Pipol 3 a rendu publique l’ampleur de l’impact des CPCT auprès des instances administrativement établies, médicales, médico-sociales, scolaires, juridiques etc. Personne ne peut méconnaître l’inédit de ces espaces où les psychanalystes d’orientation lacanienne, dûment formés, répondent à l’égarement généralisé de notre époque et opèrent avec quiconque en fait une demande, pour un nombre de séances déterminé et financièrement gratuit. Les analystes s‘y confrontent d’une façon toute renouvelée au réel dont leur pratique s’oriente, et sont conduits à interroger à quelles conditions leur acte peut assurer à chacun, voire à chaque un d’une famille ou d’un couple, un « plus de vie » pour reprendre la jolie formule de Manuel Fernándes Blanco. Que cet égarement se repère du signifiant inventé au CPCT de la rue de Chabrol de « précarité symbolique » ne signifie pas que cette clinique ne relève pas du transfert et ne puisse compter, ou fort peu, avec l’équivoque et l’interprétation. La fonction du temps est déterminante dans cette clinique. L’analyste « à tout faire », selon l’expression de Xavier Esqué, se voit ainsi convoqué à rendre compte d’une pratique aussi féconde que neuve. Le chantier de ses répercussions doctrinales est ouvert. Il concerne le travail de toutes les institutions d’orientation lacanienne et sans doute la pratique en cabinet privé. De cette vivacité renouvelée de la praxis, il reste à examiner les retombées. Pragmatique, elle attend que soient explicitées les conséquences cliniques et doctrinales dont elle est porteuse, à partir des principes de l’Orientation Lacanienne. Quels déplacements comporte-t-elle dans la formation, l’enseignement, et, aussi bien, la direction de la cure ? Le cadre européen s’avère incontournable pour mener à bien ces taches. Je pense que le RIPA ne manquera pas d’explorer les potentialités de ce cadre et de les exploiter.

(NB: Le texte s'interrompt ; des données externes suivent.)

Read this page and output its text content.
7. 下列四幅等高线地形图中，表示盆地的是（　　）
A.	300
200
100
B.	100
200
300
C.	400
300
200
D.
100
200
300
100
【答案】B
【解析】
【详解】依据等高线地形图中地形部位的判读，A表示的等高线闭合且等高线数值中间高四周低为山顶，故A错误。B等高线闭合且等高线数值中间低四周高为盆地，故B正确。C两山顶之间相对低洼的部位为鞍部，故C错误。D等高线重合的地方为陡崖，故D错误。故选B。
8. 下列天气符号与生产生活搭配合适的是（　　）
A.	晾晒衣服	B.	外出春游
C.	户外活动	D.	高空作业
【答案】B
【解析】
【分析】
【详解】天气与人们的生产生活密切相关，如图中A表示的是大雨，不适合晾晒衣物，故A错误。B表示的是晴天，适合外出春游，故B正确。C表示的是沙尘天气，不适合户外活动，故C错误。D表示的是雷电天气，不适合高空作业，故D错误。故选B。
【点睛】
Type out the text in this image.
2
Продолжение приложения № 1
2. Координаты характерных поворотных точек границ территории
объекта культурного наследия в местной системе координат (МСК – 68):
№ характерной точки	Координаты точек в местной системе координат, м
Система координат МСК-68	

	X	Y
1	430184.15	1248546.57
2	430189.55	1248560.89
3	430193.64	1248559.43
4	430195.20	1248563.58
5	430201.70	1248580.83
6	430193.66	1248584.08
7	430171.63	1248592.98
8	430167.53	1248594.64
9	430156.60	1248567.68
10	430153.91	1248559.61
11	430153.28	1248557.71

Le moment 4 dira dans les deux ans à venir si je me trompe.

LEL :   PIPOL 4 est en route, pouvez-vous déjà nous en parler ?

Judith Miller : Je ne suis pas prophète, même à Barcelone ! Mettre en chantier le thème Désinsertion. Clinique et pragmatique de la désinsertion en psychanalyse permettra, je suppose, de préciser les signifiants « psychose ordinaire » et « précarité symbolique » qui méritent mieux que de faire florès parmi nous. De développer aussi les retours que j’ai dits.

Ce Pipol sera une nouvelle scansion. Je sais que cette quatrième sera basée cette fois sur un quadripode constitué des Ecoles du Champ freudien, des Instituts du Champ freudien, des Sections cliniques et du RIPA. Je sais aussi, pour avoir travaillé avec les Espagnols à tous les niveaux et pour admirer le style de l’ELP, que Pipol 4 est dans d’excellentes mains et poursuivra l’invention du Programme International de Psychanalyse appliquée d’Orientation Lacanienne.